- Government data shows January-June international arrivals totaled 305,635.
- The industry has been sustained mainly by the domestic market.
Fitch Ratings says encroachments from rebels in neighbouring Somalia, ongoing ethnic and political tensions within Kenya are a cause for concern.
Presidential aspirants Raila Odinga and Deputy President William Ruto have been traversing the country to sell their agenda's ahead of next year's general elections, with a number of violent cases reported.
Ongoing political tension could hurt Kenya's tourism sector recovery, analysts at Fitch Ratings and local hoteliers have cautioned.
There are also concerns over insecurity after neighbouring Uganda's capital of Kampala was hit last week.
“Encroachments from rebels in neighbouring Somalia, ongoing ethnic and political tensions within Kenya are a cause for concern and the market is still recovering after a spate of terrorist attacks, beginning in 2012, deterred visitors,” the ratings and research firm notes.
Government spokesperson Cyrus Oguna last week however assured Kenyans the country's security forces are on alert.
The political temperature is however rising as Presidential aspirants Raila Odinga and Deputy President William Ruto continue to traverse the country to sell their agendas ahead of next year's general elections, with violence erupting in Kisumu a fortnight ago where Ruto's motorcade was stoned.
The tourism sector was among the biggest losers during the 2007 post-election violence as international tourists kept off the country.
“Kenyan tourism industry has been prone to volatility over the past decade, stemming from ongoing issues relating to security and stability. The market saw negative growth over the 2012-2015 period due to political instability and terror attacks,” Fitch notes.
The Kenya Association of Hotelkeepers and Caterers (KAHC) is also cautious of the political environment, calling for peaceful campaigns and elections to allow businesses to recover from the pandemic.
According to KAHC executive officer Sam Ikwaye, the removal of the night curfew has given a lifeline to businesses, including those interlinked with the tourism sector, hence the need to create a good operating environment.
“We hope the politics will be decent and allow Kenyans to continue with their businesses even as we engage in democratic processes,” Ikwaye said in a telephone interview with the Star.
The Covid-19 pandemic which struck last year weighed down gains made in the previous years where the sector had grown steadily, with total arrivals jumping from 1.3 million in 2016 to over two million (2, 048, 834) international arrivals in 2019.
Closure of borders and other measures to contain the virus brought travel to a near stop, hurting the country which heavily depends on international tourists who contribute more than 80 per cent of the sector's earnings.
Total arrivals last year were 567,848, official data shows.
The sector has however shown recovery signs this year with the Tourism Research Institute (TRI) data indicating the country received 305,635 international arrivals between January and June.
Tourism and Wildlife Cabinet Secretary Najib Balala projects full recovery of the industry to be in 2024, as the country banks on reopening of global economies and travel which will allow more international tourists to visit Kenya.
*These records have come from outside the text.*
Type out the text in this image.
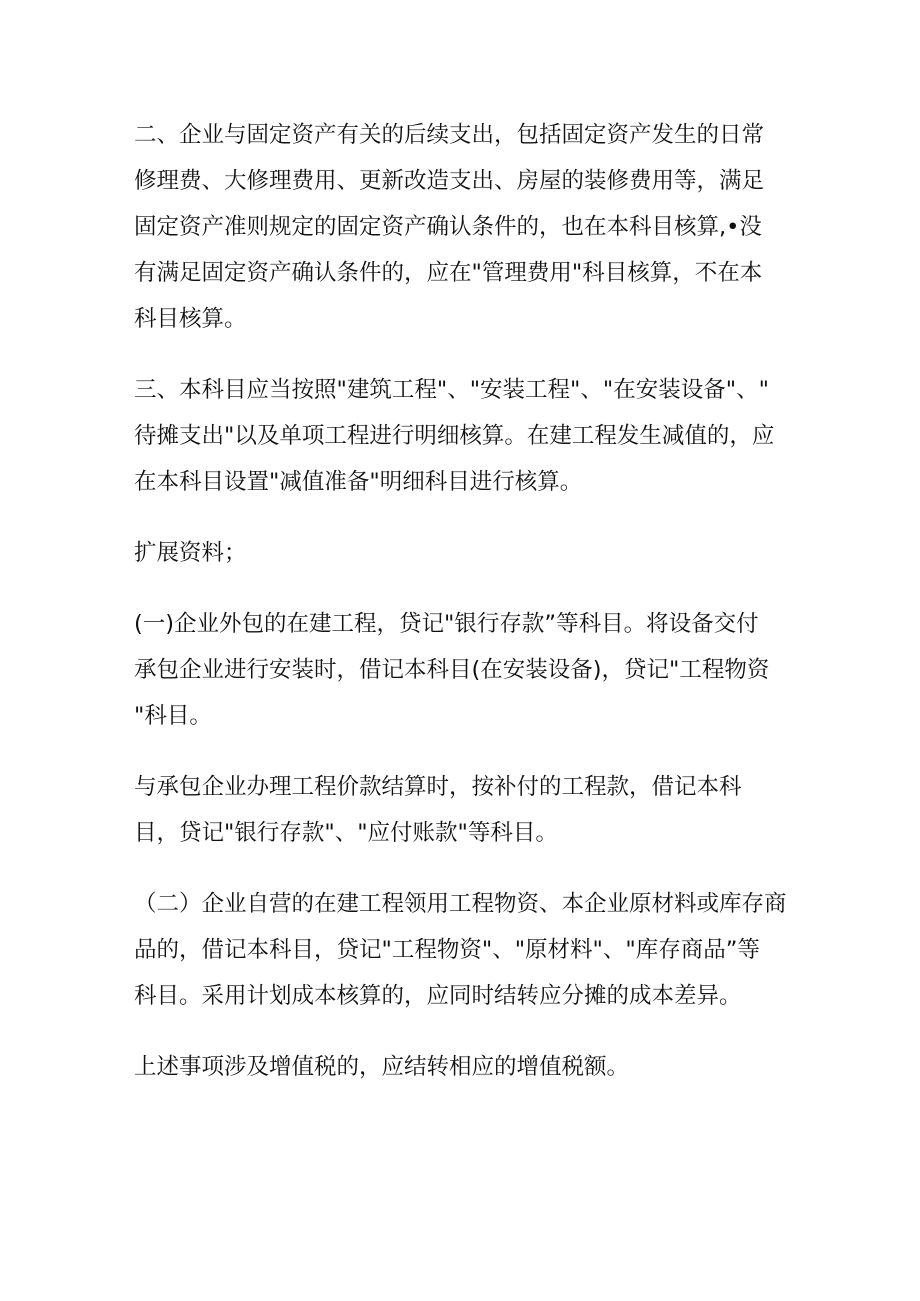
二、企业与固定资产有关的后续支出，包括固定资产发生的日常
修理费、大修理费用、更新改造支出、房屋的装修费用等，满足
固定资产准则规定的固定资产确认条件的，也在本科目核算,•没
有满足固定资产确认条件的，应在"管理费用"科目核算，不在本
科目核算。

三、本科目应当按照"建筑工程"、"安装工程"、"在安装设备"、"
待摊支出"以及单项工程进行明细核算。在建工程发生减值的，应
在本科目设置"减值准备"明细科目进行核算。

扩展资料；

(一)企业外包的在建工程，贷记"银行存款”等科目。将设备交付
承包企业进行安装时，借记本科目(在安装设备)，贷记"工程物资
"科目。

与承包企业办理工程价款结算时，按补付的工程款，借记本科
目，贷记"银行存款"、"应付账款"等科目。

（二）企业自营的在建工程领用工程物资、本企业原材料或库存商
品的，借记本科目，贷记"工程物资"、"原材料"、"库存商品”等
科目。采用计划成本核算的，应同时结转应分摊的成本差异。

上述事项涉及增值税的，应结转相应的增值税额。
The industry has been sustained mainly by the domestic market, albeit households struggling with low disposable income in the wake of job losses and pay cuts over the pandemic period.
The government had previously set a target of 2.4 million visitors by 2024 and three million by 2030, which according to Fitch, it was largely attainable in the pre-coronavirus business environment.
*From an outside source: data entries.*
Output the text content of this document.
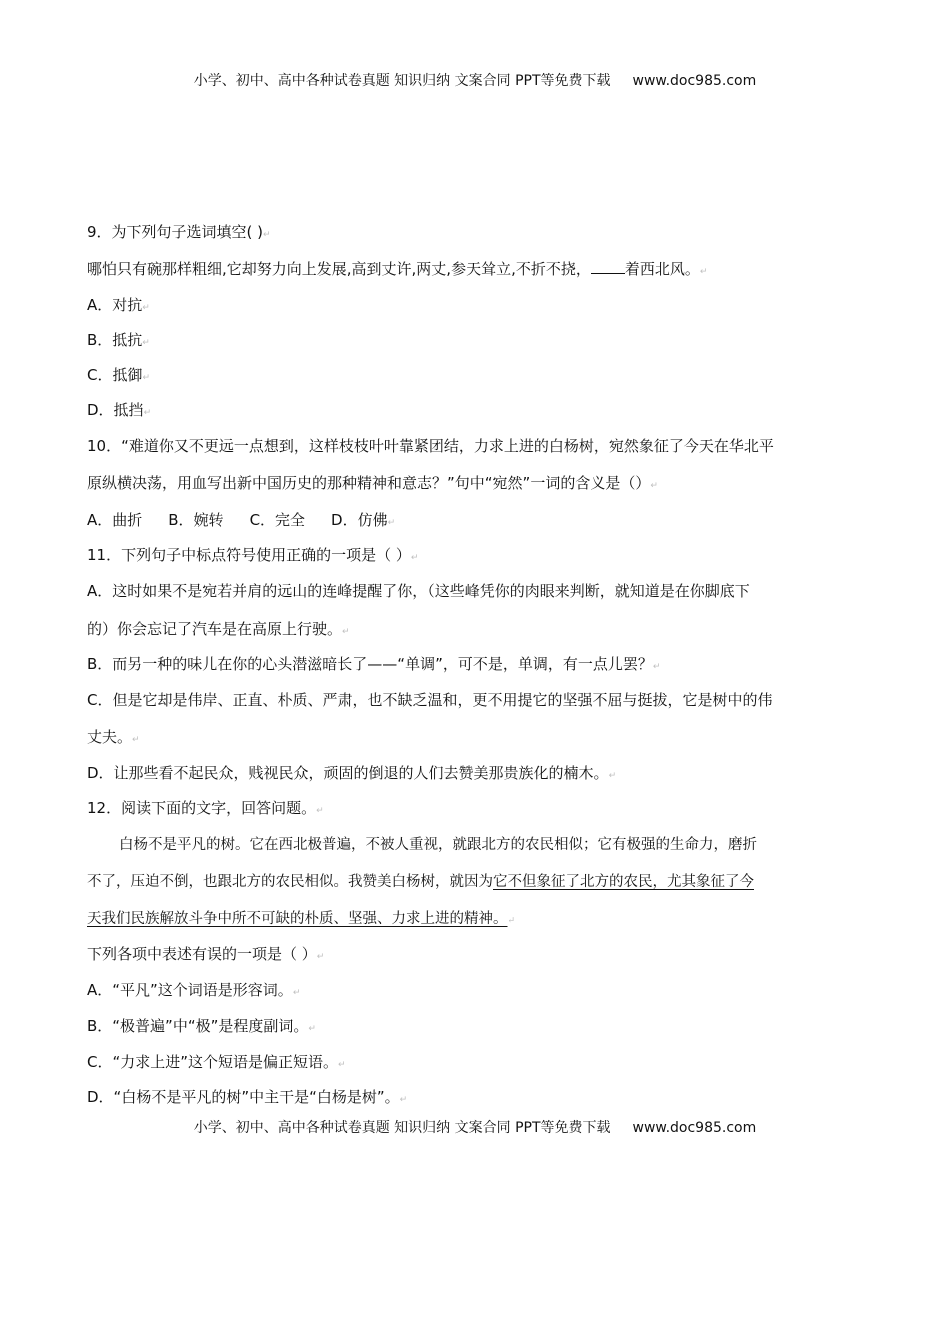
小学、初中、高中各种试卷真题 知识归纳 文案合同 PPT等免费下载 www.doc985.com
9．为下列句子选词填空( )↵
哪怕只有碗那样粗细,它却努力向上发展,高到丈许,两丈,参天耸立,不折不挠， 着西北风。↵
A．对抗↵
B．抵抗↵
C．抵御↵
D．抵挡↵
10．“难道你又不更远一点想到，这样枝枝叶叶靠紧团结，力求上进的白杨树，宛然象征了今天在华北平
原纵横决荡，用血写出新中国历史的那种精神和意志？”句中“宛然”一词的含义是（）↵
A．曲折 B．婉转 C．完全 D．仿佛↵
11．下列句子中标点符号使用正确的一项是（ ）↵
A．这时如果不是宛若并肩的远山的连峰提醒了你，（这些峰凭你的肉眼来判断，就知道是在你脚底下
的）你会忘记了汽车是在高原上行驶。↵
B．而另一种的味儿在你的心头潜滋暗长了——“单调”，可不是，单调，有一点儿罢？↵
C．但是它却是伟岸、正直、朴质、严肃，也不缺乏温和，更不用提它的坚强不屈与挺拔，它是树中的伟
丈夫。↵
D．让那些看不起民众，贱视民众，顽固的倒退的人们去赞美那贵族化的楠木。↵
12．阅读下面的文字，回答问题。↵
白杨不是平凡的树。它在西北极普遍，不被人重视，就跟北方的农民相似；它有极强的生命力，磨折
不了，压迫不倒，也跟北方的农民相似。我赞美白杨树，就因为它不但象征了北方的农民，尤其象征了今
天我们民族解放斗争中所不可缺的朴质、坚强、力求上进的精神。↵
下列各项中表述有误的一项是（ ）↵
A．“平凡”这个词语是形容词。↵
B．“极普遍”中“极”是程度副词。↵
C．“力求上进”这个短语是偏正短语。↵
D．“白杨不是平凡的树”中主干是“白杨是树”。↵
小学、初中、高中各种试卷真题 知识归纳 文案合同 PPT等免费下载 www.doc985.com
“In light of the Covid-19 setback, however, the government will have to work very hard to ensure a healthy rebound,” the Firm says in its Kenya Tourism Report.
International tourism spending is expected to rise from $790 million (Sh88.2 billion) in 2021 and hit a high of $2.5 billion (Sh279.3 billion) in 2025.
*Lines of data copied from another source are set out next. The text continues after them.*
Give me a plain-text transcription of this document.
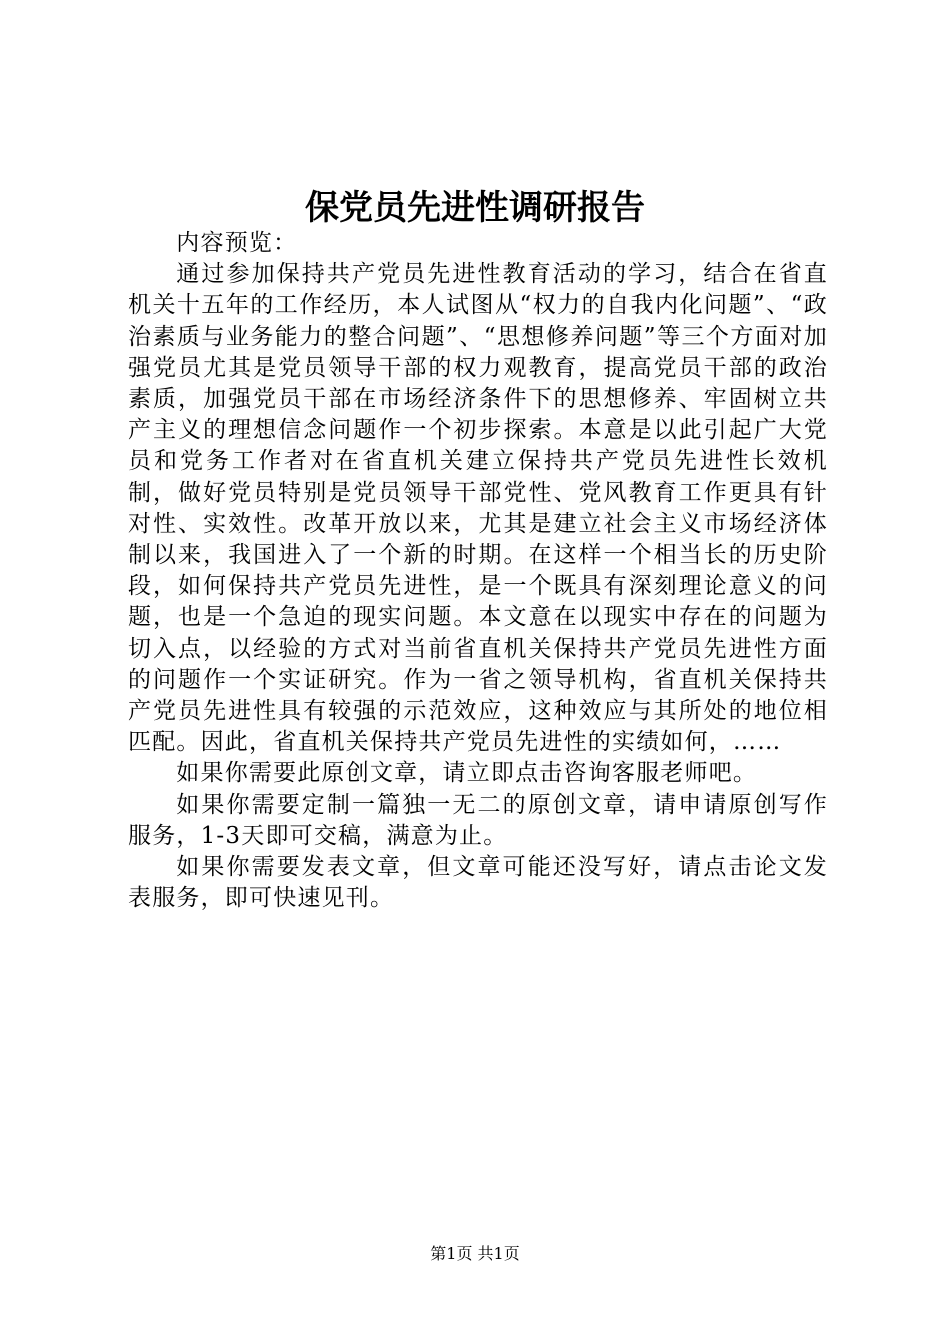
保党员先进性调研报告

内容预览：

通过参加保持共产党员先进性教育活动的学习，结合在省直机关十五年的工作经历，本人试图从“权力的自我内化问题”、“政治素质与业务能力的整合问题”、“思想修养问题”等三个方面对加强党员尤其是党员领导干部的权力观教育，提高党员干部的政治素质，加强党员干部在市场经济条件下的思想修养、牢固树立共产主义的理想信念问题作一个初步探索。本意是以此引起广大党员和党务工作者对在省直机关建立保持共产党员先进性长效机制，做好党员特别是党员领导干部党性、党风教育工作更具有针对性、实效性。改革开放以来，尤其是建立社会主义市场经济体制以来，我国进入了一个新的时期。在这样一个相当长的历史阶段，如何保持共产党员先进性，是一个既具有深刻理论意义的问题，也是一个急迫的现实问题。本文意在以现实中存在的问题为切入点，以经验的方式对当前省直机关保持共产党员先进性方面的问题作一个实证研究。作为一省之领导机构，省直机关保持共产党员先进性具有较强的示范效应，这种效应与其所处的地位相匹配。因此，省直机关保持共产党员先进性的实绩如何，……

如果你需要此原创文章，请立即点击咨询客服老师吧。

如果你需要定制一篇独一无二的原创文章，请申请原创写作服务，1-3天即可交稿，满意为止。

如果你需要发表文章，但文章可能还没写好，请点击论文发表服务，即可快速见刊。

第1页 共1页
Last year, the country lost more than Sh110 billion in tourism earnings as the pandemic brought the industry to its knees.
Only about Sh37 billion was realised in direct international tourists' receipts in 10 months, TRI data shows, against a projection of Sh147.5 billion for the review period.
Meanwhile, Fitch has vouched for Kenya saying its tourism market offers significant long-term growth potential, with its numerous nature reserves and an attractive coastline putting it in a position to compete with established markets such as South Africa as a combined beach and safari holiday destination.
“The growth potential of the market has caught the attention of investors and we are seeing an increase in luxury tourism and accommodation, which could prove a draw for more affluent and high-spend visitors,” Fitch notes.
Overall, the tourism sector is set for a steady recovery should the health, security and political situation remain relatively stable.
The rating firm projects a stronger growth of 47.3 per cent for 2022 as the recovery in global travel gains traction, followed by further double-digit growth and full recovery in 2025.